Taksim Meydanı, Topçu Kışlası ve Avlusundaki Stad.

Kışlanın inşa tarihi Sultan III. Selim dönemine kadar uzanıyor. Kapıkulu askerlerinin topçu sınıfı için 1806’da inşa edilmiş. 1807 Kabakçı İsyanı sırasında tahribata uğramış. Sultan II. Mahmut döneminde onarım görmüş. Bir iki yangın geçirmiş. Sultan Abdülaziz döneminde ana plan muhafaza edilerek elden geçirilen kışla, orta avlusu, camii, köşe kuleleri, soğan başı kubbeli ve taç kapılı anıtsal giriş kitlesi ve bezemeleri ile ampir çağrışımlı bir oryantalist üslûp kazanmış. Özetle, Osmanlı kışla mimarisinin, XIX. yüzyıl mimari akımı paralelinde yeniden şekillenmiş tipik bir eseri.
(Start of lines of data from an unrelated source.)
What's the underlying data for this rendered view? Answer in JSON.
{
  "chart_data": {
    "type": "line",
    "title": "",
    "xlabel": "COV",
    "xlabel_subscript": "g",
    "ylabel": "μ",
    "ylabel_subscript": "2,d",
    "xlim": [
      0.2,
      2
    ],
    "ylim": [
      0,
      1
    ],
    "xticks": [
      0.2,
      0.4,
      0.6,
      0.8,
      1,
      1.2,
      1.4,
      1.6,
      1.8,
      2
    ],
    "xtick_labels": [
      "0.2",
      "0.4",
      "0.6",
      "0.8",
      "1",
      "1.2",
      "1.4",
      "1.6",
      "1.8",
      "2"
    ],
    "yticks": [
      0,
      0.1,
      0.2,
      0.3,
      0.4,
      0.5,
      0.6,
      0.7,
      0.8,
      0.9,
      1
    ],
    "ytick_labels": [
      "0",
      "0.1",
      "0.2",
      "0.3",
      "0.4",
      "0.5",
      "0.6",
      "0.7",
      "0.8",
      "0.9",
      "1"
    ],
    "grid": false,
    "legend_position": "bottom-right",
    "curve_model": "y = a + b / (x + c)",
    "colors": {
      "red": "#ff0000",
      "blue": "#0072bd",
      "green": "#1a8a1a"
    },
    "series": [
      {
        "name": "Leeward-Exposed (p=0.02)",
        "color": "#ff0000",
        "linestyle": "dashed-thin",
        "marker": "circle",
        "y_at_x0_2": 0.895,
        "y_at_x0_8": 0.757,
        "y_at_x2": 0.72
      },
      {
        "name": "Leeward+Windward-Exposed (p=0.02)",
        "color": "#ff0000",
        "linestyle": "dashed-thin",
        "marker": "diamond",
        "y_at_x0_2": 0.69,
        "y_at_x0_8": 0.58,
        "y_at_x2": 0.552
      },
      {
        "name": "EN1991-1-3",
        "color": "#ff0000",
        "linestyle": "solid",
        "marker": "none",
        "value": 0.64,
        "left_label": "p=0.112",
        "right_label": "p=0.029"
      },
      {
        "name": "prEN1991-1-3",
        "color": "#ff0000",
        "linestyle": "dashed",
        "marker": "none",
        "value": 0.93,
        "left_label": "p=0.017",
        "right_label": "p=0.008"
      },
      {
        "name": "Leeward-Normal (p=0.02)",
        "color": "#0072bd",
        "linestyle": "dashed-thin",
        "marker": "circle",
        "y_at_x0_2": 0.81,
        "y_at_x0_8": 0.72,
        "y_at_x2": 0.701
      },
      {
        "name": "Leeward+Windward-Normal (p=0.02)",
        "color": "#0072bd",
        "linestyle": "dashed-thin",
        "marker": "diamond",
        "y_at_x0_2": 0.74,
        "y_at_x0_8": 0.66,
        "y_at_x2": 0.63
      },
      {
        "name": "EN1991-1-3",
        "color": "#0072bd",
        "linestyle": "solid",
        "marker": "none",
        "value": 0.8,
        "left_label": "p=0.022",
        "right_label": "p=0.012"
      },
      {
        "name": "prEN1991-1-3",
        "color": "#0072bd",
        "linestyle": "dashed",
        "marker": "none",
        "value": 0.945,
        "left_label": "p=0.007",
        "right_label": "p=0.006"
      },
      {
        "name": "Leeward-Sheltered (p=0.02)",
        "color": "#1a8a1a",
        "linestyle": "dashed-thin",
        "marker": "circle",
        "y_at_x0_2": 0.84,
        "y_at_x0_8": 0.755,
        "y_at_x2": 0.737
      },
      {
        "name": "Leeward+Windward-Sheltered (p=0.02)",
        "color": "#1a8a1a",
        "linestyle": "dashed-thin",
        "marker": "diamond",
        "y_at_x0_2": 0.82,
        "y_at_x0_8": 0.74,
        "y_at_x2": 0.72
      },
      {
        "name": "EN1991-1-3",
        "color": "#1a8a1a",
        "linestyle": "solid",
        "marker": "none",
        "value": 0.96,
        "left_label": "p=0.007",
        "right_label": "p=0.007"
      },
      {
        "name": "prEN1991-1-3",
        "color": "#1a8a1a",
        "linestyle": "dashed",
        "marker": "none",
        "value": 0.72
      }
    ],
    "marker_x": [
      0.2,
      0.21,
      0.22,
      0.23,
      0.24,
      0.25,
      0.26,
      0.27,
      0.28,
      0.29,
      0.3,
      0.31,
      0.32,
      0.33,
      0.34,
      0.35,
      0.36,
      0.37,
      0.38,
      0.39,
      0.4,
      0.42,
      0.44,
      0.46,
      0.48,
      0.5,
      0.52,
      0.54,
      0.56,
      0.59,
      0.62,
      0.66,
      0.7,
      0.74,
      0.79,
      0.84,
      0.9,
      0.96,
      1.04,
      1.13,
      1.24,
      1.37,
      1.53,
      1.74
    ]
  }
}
Peki, güzelim tarihi kışlanın yıkımı İstanbul’a ne kazandırdı? Bir park. Ama park uğruna çok şey kaybettirdi. Arkadaşlar, parklar halkın oturduğu iskân bölgelerinde yapılırsa bir değer ifade eder ve işlev kazanırlar. Halk orada hava alır, çocuğunu gezdirir, spor yapar, yaşlılar istirahat eder, sakin ortamda kitabını okur. O halde siz, otel, iş ve eğlence merkezleri ile çevrilmiş bu alana park diyebilir misiniz? Burada gece sarhoş haytaların rezalet çıkardığına tanık olmadınız mı? Falcı kadınlar önünüzü kesmedi mi? Gündüz nikâh dairesine girip çıkan arabaların arasında mı çocuk gezdirecek, altında sıralanmış lokantaların kebap kokuları eşliğinde mi hava alacak, kitap okuyacaksınız?

Taksim Topçu Kışlası

Sayın Topbaş! Cumhuriyet Caddesi üzerine dizilen dükkânları ve üstündeki çirkin nikâh dairesini ve de geziye çıkan tüm merdiven ve duvarları yıkın. Yıkılan kışla binasını yeniden inşa edin. Bunun için eski Pervititch vaziyet planlarına, fotoğraf, plan, rölöve gibi verilere göre bir restitüsyon projesi hazırlatın. Projenin yeni işlevi için anket ve araştırmalar yaptırın. Örneğin özel müzeler, sanat galerileri, cep tiyatro ve oda müziği salonları, sanat atölyeleri, dijital kitaplık, gençler için resim, müzik, folklor, dil, bilgisayar derslikleri, iç avluda yine büyük bir park, park çevresinde orayı yaşatacak kafe, restoran ve galeriler ve de kimseye kulak asmayın, eski orijinal camiyi de inşa edin. Siz her şeyden evvel bir mimarsınız. Üstelik politik gücünüz var. Statükoculara sözünüzü geçirir, koruma kurullarını ikna edebilirsiniz. Bu sahtecilik olur diyeceklere hatırlatın ki Almanlar, 2. Dünya Savaşında bombalarla yıkılan klâsik yapılarını tıpkı eskisi gibi yeniden inşa ettiler. Örneğin, harabe hâline gelmiş Dresden kenti, eski görünümüne böyle kavuştu.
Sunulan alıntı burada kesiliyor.